Self-harm hidden in clinical notes: can AI find it without the data leaving the NHS?
Self-harm – intentional self-injury or self-poisoning, regardless of motivation – is one of the strongest risk factors for suicide. Clinicians working in secondary mental health services record vital information about it every day, in the notes they write after seeing patients. But that information is trapped in free text: narrative accounts, clinical observations, fragments of conversation. It cannot be easily searched, counted, or analysed at scale.
Modern AI language models can read and interpret text like this. But the most powerful commercial tools – systems like ChatGPT – work by sending data to external servers. For sensitive mental health records, that creates serious privacy and security concerns. The question this project set out to answer was whether a different kind of AI, one that runs entirely within NHS infrastructure, could do the job just as well – with the data never leaving the building.
Our approach and partners
Working with Oxford Health NHS Foundation Trust, the research team used the Oxford Clinical Records Interactive System (CRIS) to test an AI language model against real clinical records. A sample of 1,352 clinical notes from adults with a confirmed psychiatric diagnosis was selected. Experts in self-harm reviewed each note, recording whether self-harm was present and whether it had occurred recently (within the past 90 days) or historically.
The AI model – a freely available, open-source system installed on the Trust's own secure computers – was then tested against these expert judgements. Crucially, no patient data was transmitted to any external server at any point.
What we found – and why it matters
- High accuracy for detecting self-harm. The model correctly identified 97% of notes that did not contain self-harm, and performed strongly on notes that did – matching expert judgements with over 90% agreement across key measures.
- Reliable detection of recent episodes. Identifying when self-harm occurred is clinically critical but technically harder: a single note may reference both a recent crisis and events from years earlier. The model correctly detected recent self-harm in around four out of five cases – a strong result for a task that even trained reviewers find challenging.
- Privacy preserved without sacrificing performance. Because the model ran entirely within NHS infrastructure, no patient data left the Trust's servers – yet accuracy was comparable to what would be expected from larger commercial systems. NHS trusts do not need to hand over sensitive records to benefit from AI.
These findings were shared through a preprint publication and presentations to clinical and research audiences.
What this means
This work provides evidence that AI running within secure NHS systems can reliably read clinical notes and extract consistent information about self-harm. That matters for two reasons. First, it could give mental health services a far more complete and timely picture of self-harm among the people they care for – supporting clinical monitoring and earlier intervention. Second, it opens up large-scale datasets for research into the causes, patterns, and prevention of self-harm, without requiring patient data to be sent to commercial cloud platforms.
If scaled, this approach could also support the evaluation of interventions to reduce self-harm, help reveal inequalities in how self-harm is recorded and responded to, and reduce the manual burden on clinical and research teams.
What needs to happen next
The model has been tested in one NHS trust. To move from proof of concept to routine use, it needs testing in other mental health services, with different record-keeping practices and patient populations. Performance for less common categories – particularly historical self-harm – needs further improvement. And the approach needs to be piloted within real clinical workflows, so that clinicians, patients, and information governance teams can judge whether it works in practice.

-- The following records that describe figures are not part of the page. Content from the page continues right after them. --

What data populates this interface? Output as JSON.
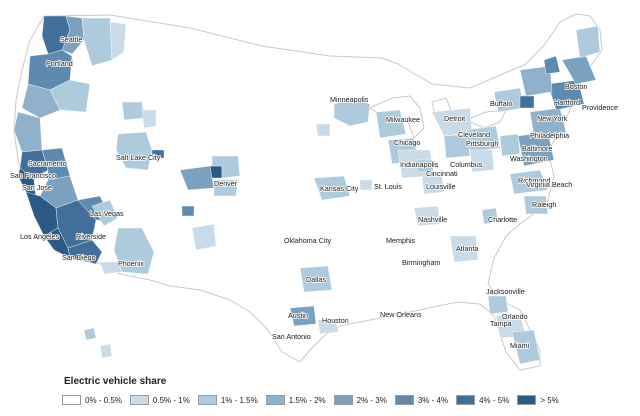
{
  "legend": {
    "title": "Electric vehicle share",
    "items": [
      {
        "label": "0% - 0.5%",
        "color": "#ffffff"
      },
      {
        "label": "0.5% - 1%",
        "color": "#c9dbe8"
      },
      {
        "label": "1% - 1.5%",
        "color": "#aecbdd"
      },
      {
        "label": "1.5% - 2%",
        "color": "#8fb1cb"
      },
      {
        "label": "2% - 3%",
        "color": "#7aa1bf"
      },
      {
        "label": "3% - 4%",
        "color": "#5e8ab0"
      },
      {
        "label": "4% - 5%",
        "color": "#416f9a"
      },
      {
        "label": "> 5%",
        "color": "#2c5a86"
      }
    ]
  },
  "cities": [
    "Seattle",
    "Portland",
    "Sacramento",
    "San Francisco",
    "San Jose",
    "Los Angeles",
    "San Diego",
    "Riverside",
    "Las Vegas",
    "Phoenix",
    "Salt Lake City",
    "Denver",
    "Minneapolis",
    "Milwaukee",
    "Chicago",
    "Detroit",
    "Cleveland",
    "Pittsburgh",
    "Columbus",
    "Indianapolis",
    "Cincinnati",
    "Louisville",
    "Kansas City",
    "St. Louis",
    "Nashville",
    "Charlotte",
    "Raleigh",
    "Richmond",
    "Virginia Beach",
    "Washington",
    "Baltimore",
    "Philadelphia",
    "New York",
    "Hartford",
    "Providence",
    "Boston",
    "Buffalo",
    "Oklahoma City",
    "Memphis",
    "Atlanta",
    "Birmingham",
    "Dallas",
    "Austin",
    "Houston",
    "San Antonio",
    "New Orleans",
    "Jacksonville",
    "Orlando",
    "Tampa",
    "Miami"
  ]
}
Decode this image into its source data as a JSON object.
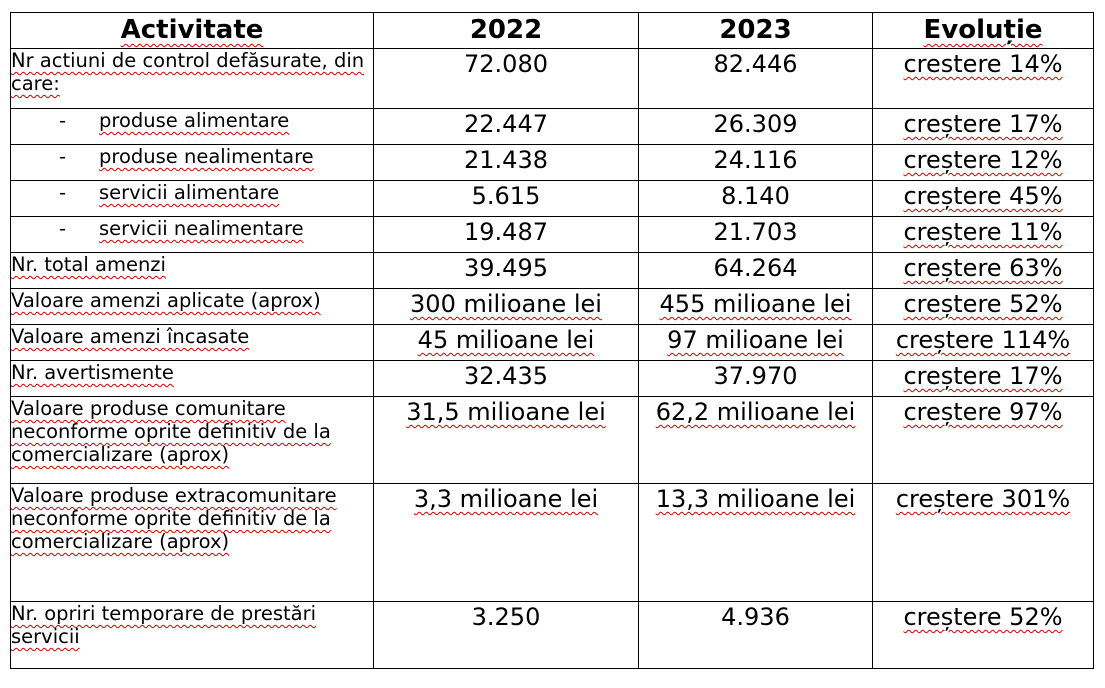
{
  "table": {
    "headers": [
      "Activitate",
      "2022",
      "2023",
      "Evoluție"
    ],
    "rows": [
      {
        "activity": "Nr actiuni de control defăsurate, din care:",
        "y2022": "72.080",
        "y2023": "82.446",
        "evolution": "crestere 14%"
      },
      {
        "prefix": "-",
        "activity": "produse alimentare",
        "y2022": "22.447",
        "y2023": "26.309",
        "evolution": "creștere 17%"
      },
      {
        "prefix": "-",
        "activity": "produse nealimentare",
        "y2022": "21.438",
        "y2023": "24.116",
        "evolution": "creștere 12%"
      },
      {
        "prefix": "-",
        "activity": "servicii alimentare",
        "y2022": "5.615",
        "y2023": "8.140",
        "evolution": "creștere 45%"
      },
      {
        "prefix": "-",
        "activity": "servicii nealimentare",
        "y2022": "19.487",
        "y2023": "21.703",
        "evolution": "creștere 11%"
      },
      {
        "activity": "Nr. total amenzi",
        "y2022": "39.495",
        "y2023": "64.264",
        "evolution": "creștere 63%"
      },
      {
        "activity": "Valoare amenzi aplicate (aprox)",
        "y2022": "300 milioane lei",
        "y2023": "455 milioane lei",
        "evolution": "creștere 52%"
      },
      {
        "activity": "Valoare amenzi încasate",
        "y2022": "45 milioane lei",
        "y2023": "97 milioane lei",
        "evolution": "creștere 114%"
      },
      {
        "activity": "Nr. avertismente",
        "y2022": "32.435",
        "y2023": "37.970",
        "evolution": "creștere 17%"
      },
      {
        "activity": "Valoare produse comunitare neconforme oprite definitiv de la comercializare (aprox)",
        "y2022": "31,5 milioane lei",
        "y2023": "62,2 milioane lei",
        "evolution": "creștere 97%"
      },
      {
        "activity": "Valoare produse extracomunitare neconforme oprite definitiv de la comercializare (aprox)",
        "y2022": "3,3 milioane lei",
        "y2023": "13,3 milioane lei",
        "evolution": "creștere 301%"
      },
      {
        "activity": "Nr. opriri temporare de prestări servicii",
        "y2022": "3.250",
        "y2023": "4.936",
        "evolution": "creștere 52%"
      }
    ]
  }
}
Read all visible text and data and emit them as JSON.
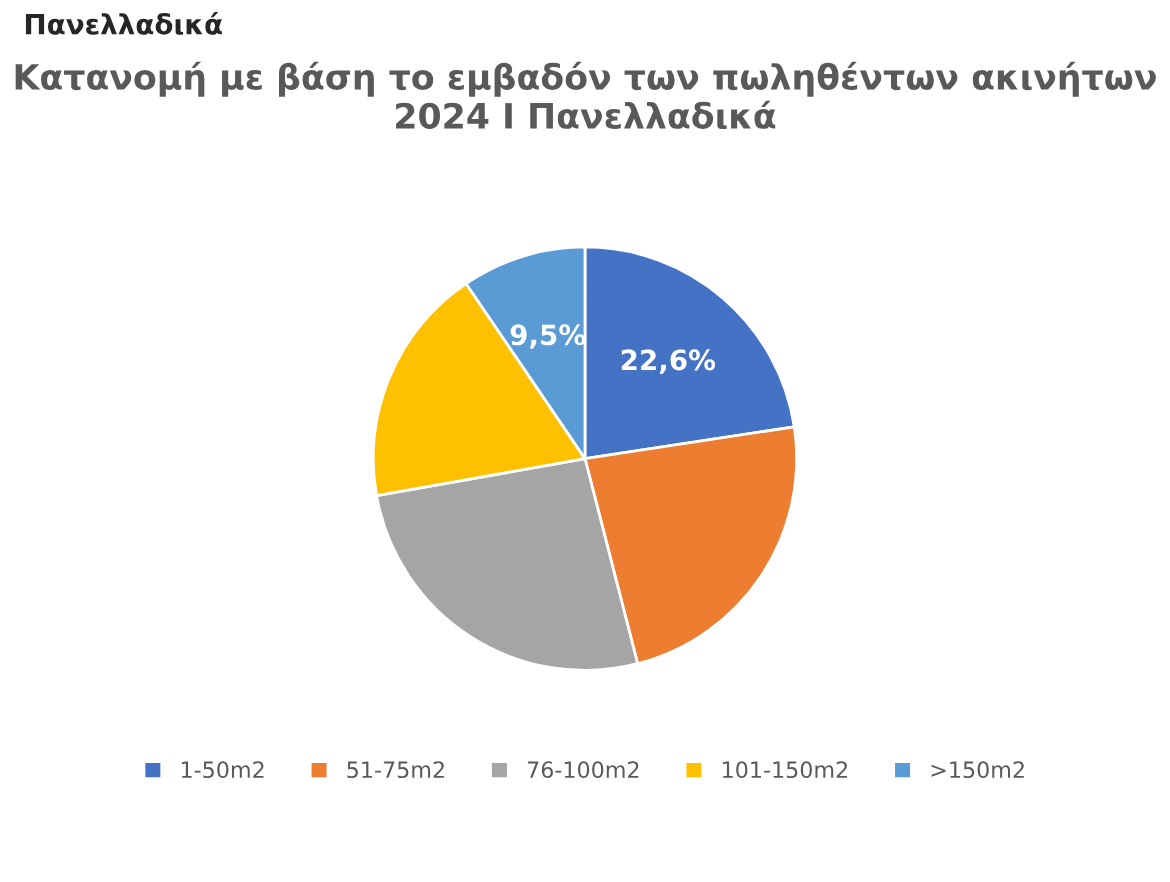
{
  "chart_data": {
    "type": "pie",
    "title": "Κατανομή με βάση το εμβαδόν των πωληθέντων ακινήτων 2024 I Πανελλαδικά",
    "categories": [
      "1-50m2",
      "51-75m2",
      "76-100m2",
      "101-150m2",
      ">150m2"
    ],
    "values": [
      22.6,
      23.4,
      26.2,
      18.3,
      9.5
    ],
    "colors": [
      "#4472c4",
      "#ed7d31",
      "#a5a5a5",
      "#ffc000",
      "#5b9bd5"
    ],
    "value_labels": [
      "22,6%",
      null,
      null,
      null,
      "9,5%"
    ],
    "legend": "bottom",
    "annotations": [
      "Πανελλαδικά"
    ]
  }
}
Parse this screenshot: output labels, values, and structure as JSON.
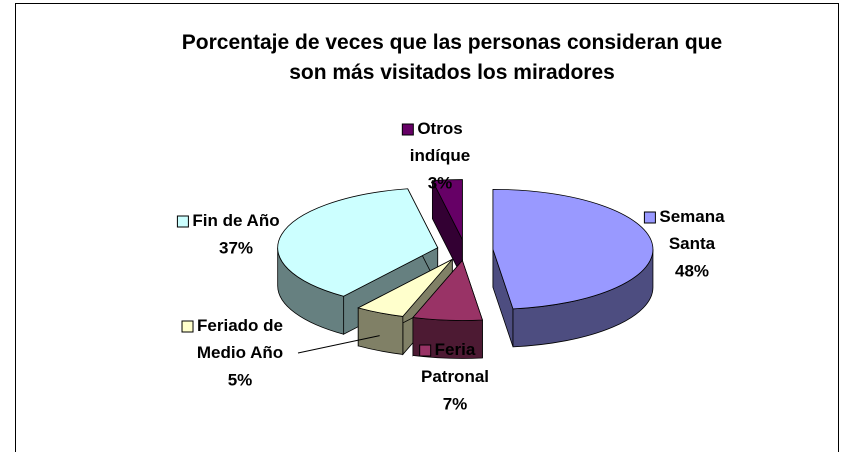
{
  "chart_data": {
    "type": "pie3d",
    "title": "Porcentaje de veces que las personas consideran que son más visitados los miradores",
    "categories": [
      "Semana Santa",
      "Feria Patronal",
      "Feriado de Medio Año",
      "Fin de Año",
      "Otros indíque"
    ],
    "values": [
      48,
      7,
      5,
      37,
      3
    ],
    "value_labels": [
      "48%",
      "7%",
      "5%",
      "37%",
      "3%"
    ],
    "colors": [
      "#9999ff",
      "#993366",
      "#ffffcc",
      "#ccffff",
      "#660066"
    ]
  }
}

Lessons for future research
Distinguishing when self-harm occurred – not just whether it was mentioned – proved the hardest technical challenge. Clinical notes often weave together past and present, and teaching a model to make that distinction required detailed annotation work and careful, repeated refinement of the instructions given to the AI. Future projects working with clinical notes should anticipate this complexity and invest in expert annotation from the outset.
Lead researchers:
Galit Geulayov, Senior Postdoctoral Researcher, Department of Psychiatry, University of Oxford
Andrey Kormilitzin, Senior Scientist, Department of Psychiatry, University of Oxford
Contact: Galit.Geulayov@psych.ox.ac.uk
ARC OxTV theme: Mental Health
Alignment with the 10 Year Health Plan for England:
This work supports the shift from analogue to digital by using AI to structure routinely collected clinical information on self-harm, enabling more efficient use of existing NHS data. It also supports the shift from sickness to prevention by improving the identification of individuals at risk, potentially enabling earlier intervention.
NIHR narrative themes:
- Innovation – Developed a privacy-preserving AI approach that keeps sensitive patient data within NHS infrastructure while delivering high-accuracy text analysis.
- Impact – Demonstrated that AI can reliably identify self-harm in clinical notes, with potential to improve clinical monitoring and research across mental health services.
- Investment – If scaled, automated identification of self-harm in clinical notes could reduce the manual burden on clinical and research teams, contributing to NHS efficiency.
Partners:
Oxford Health NHS Foundation Trust
Key resources:
What continues beyond ARC funding:
The partnerships with NHS teams, the skills and tools developed during this project, and a clear set of research and implementation questions will remain in place to support further validation and wider adoption of this approach.